Respecto al guion, la película resulta más atractiva en su representación del pasado ancestral de Pinochet y su faceta como vampiro. La segunda parte, que transcurre en una residencia clandestina muy similar a la de El Club (2015), es más bien tediosa tanto por la oscuridad de los espacios interiores como por las minuciosas entrevistas de la monja Carmen con los hijos del dictador y los diálogos entre estos. Los últimos representan el aspecto más flojo de la película pues carecen de matices de personalidad mínimamente distintos o intrigantes. La enumeración de asesinatos y fuentes de enriquecimiento ilícito de Pinochet en tono cómico en las entrevistas se siente más bien forzada, especialmente en contraste con el despliegue previo de dardos satíricos que revelan con naturalidad la insolencia del clan. Lucía Hiriart (Gloria Münchmeyer) es más caricaturesca aunque limitada como oligarca chilena estereotípica. La sospecha de un triángulo amoroso con el vasallo Fyodor le añade una capa de picardía a su trama.
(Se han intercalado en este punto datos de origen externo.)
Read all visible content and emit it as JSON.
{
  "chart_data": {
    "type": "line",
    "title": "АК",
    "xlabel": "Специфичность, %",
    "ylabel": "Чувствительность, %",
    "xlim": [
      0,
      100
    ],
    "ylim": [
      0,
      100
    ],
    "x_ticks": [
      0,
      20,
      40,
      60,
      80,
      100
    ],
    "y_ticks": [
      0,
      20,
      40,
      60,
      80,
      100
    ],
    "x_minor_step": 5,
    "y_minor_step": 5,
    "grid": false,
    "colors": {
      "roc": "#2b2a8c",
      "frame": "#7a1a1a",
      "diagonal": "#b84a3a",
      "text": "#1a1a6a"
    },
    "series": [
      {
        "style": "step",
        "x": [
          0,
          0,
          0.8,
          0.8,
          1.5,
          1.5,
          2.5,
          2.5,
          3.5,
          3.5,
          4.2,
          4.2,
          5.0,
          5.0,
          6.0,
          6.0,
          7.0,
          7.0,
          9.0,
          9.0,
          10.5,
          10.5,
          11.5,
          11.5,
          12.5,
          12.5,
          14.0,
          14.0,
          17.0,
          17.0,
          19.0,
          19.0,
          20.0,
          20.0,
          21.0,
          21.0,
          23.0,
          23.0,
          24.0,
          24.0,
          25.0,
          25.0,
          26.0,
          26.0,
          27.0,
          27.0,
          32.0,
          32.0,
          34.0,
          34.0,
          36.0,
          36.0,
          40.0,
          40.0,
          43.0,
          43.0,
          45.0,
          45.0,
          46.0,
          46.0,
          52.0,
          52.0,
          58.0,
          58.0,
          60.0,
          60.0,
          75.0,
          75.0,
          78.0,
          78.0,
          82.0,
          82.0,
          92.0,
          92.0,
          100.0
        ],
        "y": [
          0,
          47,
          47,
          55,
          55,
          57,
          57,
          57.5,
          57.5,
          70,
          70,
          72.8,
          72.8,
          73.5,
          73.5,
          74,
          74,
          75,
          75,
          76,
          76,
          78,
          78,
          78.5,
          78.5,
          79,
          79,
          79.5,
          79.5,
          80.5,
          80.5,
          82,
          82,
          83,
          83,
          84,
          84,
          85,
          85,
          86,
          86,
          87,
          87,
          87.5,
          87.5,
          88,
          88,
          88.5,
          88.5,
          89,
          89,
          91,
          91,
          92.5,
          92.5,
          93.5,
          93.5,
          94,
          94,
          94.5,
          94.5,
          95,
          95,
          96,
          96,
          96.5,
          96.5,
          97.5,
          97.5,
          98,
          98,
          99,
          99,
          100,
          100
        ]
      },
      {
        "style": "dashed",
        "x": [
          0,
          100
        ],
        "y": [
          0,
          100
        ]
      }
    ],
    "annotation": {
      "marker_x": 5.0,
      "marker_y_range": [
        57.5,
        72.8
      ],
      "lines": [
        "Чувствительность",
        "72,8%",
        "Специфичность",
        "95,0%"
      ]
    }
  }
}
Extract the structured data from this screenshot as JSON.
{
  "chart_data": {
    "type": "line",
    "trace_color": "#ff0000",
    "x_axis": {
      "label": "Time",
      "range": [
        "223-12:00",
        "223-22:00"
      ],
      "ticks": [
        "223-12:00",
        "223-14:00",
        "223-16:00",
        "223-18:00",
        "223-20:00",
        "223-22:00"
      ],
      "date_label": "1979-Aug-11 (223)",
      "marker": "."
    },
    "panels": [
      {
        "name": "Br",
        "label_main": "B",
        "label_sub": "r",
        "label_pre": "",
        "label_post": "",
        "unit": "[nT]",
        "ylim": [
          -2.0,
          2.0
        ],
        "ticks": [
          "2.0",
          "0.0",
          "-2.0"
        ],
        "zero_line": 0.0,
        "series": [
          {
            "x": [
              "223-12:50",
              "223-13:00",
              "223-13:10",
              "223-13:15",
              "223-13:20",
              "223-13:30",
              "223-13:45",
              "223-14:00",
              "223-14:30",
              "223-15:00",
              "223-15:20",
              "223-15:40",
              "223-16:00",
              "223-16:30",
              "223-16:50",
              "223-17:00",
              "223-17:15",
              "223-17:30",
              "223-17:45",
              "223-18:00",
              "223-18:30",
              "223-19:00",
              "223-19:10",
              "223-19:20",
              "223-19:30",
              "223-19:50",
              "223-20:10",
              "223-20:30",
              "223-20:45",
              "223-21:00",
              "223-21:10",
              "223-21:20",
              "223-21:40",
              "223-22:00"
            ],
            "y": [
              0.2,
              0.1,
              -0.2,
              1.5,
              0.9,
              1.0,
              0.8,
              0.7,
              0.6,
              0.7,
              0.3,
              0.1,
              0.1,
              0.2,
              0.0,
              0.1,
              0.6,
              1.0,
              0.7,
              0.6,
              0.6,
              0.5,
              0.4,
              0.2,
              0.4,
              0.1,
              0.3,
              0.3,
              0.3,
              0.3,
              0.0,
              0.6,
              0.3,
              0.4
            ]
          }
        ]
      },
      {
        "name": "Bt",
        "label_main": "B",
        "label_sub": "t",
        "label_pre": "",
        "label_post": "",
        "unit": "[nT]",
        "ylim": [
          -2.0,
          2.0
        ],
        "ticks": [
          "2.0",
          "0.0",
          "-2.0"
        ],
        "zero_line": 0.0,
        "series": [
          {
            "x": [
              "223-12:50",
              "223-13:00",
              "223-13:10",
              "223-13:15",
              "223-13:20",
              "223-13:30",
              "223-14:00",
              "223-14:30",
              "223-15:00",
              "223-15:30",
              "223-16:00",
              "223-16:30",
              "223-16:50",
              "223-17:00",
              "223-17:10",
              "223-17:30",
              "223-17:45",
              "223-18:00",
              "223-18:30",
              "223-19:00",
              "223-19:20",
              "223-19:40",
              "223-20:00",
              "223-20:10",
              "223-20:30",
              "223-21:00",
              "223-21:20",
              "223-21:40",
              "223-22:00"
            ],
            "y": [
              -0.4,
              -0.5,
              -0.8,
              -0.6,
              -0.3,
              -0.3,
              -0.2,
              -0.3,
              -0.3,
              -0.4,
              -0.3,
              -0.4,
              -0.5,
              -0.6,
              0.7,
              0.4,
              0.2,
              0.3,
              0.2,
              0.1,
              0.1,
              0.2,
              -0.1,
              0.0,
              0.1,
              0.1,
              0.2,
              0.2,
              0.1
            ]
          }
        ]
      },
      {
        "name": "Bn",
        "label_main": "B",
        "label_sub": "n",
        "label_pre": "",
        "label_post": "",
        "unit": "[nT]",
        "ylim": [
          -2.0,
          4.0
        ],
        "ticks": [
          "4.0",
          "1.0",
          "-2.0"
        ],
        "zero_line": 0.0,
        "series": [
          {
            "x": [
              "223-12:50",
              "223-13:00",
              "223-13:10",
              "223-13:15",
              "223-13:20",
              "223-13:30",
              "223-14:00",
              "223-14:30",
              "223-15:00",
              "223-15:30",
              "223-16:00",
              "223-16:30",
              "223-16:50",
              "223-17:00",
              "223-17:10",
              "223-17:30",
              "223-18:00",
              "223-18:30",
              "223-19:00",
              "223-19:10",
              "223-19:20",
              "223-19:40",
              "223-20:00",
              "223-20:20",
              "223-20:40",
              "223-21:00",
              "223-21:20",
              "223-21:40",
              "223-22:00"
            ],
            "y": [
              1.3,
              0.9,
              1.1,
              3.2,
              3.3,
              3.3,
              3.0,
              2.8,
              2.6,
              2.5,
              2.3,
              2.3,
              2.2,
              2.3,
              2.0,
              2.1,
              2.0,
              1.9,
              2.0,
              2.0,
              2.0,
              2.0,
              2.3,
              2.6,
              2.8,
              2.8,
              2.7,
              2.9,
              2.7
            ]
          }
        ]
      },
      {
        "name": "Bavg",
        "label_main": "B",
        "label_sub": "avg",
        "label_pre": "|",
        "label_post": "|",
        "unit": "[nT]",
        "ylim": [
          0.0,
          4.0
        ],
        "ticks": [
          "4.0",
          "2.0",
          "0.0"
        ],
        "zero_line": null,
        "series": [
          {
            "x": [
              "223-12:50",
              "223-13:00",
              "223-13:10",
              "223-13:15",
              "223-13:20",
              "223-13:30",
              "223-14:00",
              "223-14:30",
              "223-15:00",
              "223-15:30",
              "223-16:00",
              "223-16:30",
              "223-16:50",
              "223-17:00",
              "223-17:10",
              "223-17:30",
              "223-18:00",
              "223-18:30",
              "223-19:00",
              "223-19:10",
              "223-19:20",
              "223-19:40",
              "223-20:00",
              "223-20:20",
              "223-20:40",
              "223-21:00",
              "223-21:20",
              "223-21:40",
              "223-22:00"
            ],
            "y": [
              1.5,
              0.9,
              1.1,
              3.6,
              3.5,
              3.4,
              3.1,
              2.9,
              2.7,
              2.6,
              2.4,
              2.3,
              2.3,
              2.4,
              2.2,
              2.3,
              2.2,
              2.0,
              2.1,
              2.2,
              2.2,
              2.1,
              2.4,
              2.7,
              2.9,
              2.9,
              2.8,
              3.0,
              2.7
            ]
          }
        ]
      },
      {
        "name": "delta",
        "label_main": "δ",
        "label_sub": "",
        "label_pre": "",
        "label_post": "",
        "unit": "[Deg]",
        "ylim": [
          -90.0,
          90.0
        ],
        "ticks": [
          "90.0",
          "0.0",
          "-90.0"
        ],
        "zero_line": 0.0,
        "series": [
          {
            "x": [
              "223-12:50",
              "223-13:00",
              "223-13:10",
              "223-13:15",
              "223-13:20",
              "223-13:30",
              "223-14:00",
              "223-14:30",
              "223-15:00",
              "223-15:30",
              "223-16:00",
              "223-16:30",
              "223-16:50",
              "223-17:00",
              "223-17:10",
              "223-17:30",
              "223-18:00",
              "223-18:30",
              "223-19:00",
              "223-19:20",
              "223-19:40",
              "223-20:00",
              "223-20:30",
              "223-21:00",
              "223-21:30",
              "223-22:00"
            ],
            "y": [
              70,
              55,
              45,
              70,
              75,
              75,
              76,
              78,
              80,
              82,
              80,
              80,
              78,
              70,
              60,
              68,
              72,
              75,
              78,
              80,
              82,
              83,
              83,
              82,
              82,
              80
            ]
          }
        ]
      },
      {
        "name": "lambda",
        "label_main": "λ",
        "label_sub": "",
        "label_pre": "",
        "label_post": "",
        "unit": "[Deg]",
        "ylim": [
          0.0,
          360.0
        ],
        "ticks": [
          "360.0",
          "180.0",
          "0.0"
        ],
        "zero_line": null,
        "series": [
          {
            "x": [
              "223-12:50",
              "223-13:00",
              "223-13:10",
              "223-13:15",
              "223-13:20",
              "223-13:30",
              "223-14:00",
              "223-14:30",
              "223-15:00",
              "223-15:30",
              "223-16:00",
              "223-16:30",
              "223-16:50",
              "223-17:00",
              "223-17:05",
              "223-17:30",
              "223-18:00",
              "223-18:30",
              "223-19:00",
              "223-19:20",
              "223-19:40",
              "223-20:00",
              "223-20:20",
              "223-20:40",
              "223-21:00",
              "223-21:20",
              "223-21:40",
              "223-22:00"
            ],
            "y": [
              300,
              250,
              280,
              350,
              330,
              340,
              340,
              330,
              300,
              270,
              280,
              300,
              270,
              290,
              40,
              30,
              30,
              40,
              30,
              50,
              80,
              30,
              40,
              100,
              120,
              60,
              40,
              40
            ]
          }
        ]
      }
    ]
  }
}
Más bien se desaprovecha la lectura homoerótica de la relación del personaje de Alfredo Castro con Pinochet. Fuera de las entrevistas, la Carmen de Paula Luchsinger se roba el show con su mezcla de inocencia y sensualidad, su lucha moral interna, y su aspecto innegablemente evocativo de la Juana de Arco de Dreyer.
En el contexto del aniversario del golpe, casi como si fuera uno de los anuncios polémicos de la campaña del No, El Conde para algunos será una sátira lúdica e iconoclasta de la figura sombría de Pinochet mientras que para otros será un intento de memoria estrafalario y posiblemente ofensivo para las víctimas de la dictadura. En cualquier caso confirma que este hecho histórico representa una fuerte grieta en la sociedad chilena que sigue pendiente de restauración. Fuera de este contexto, la película es excitante como concepto y experiencia audiovisual pero algo menos satisfactoria como relato ficticio. Sí que ratifica el vigor crítico del director y guionista chileno así como la evolución de su aspiración artística. Siguiendo la estela de sátiras como El gran dictador (1940) o Espérame en el cielo (1988), El Conde nos anima a exorcizar los demonios del pasado y presente políticos con una estaca de memoria y un martillo de humor. Su final astuto y perturbador podría ser la base de una alegoría todavía más provocadora sobre el Chile contemporáneo y sobre cualquier sociedad postdictatorial.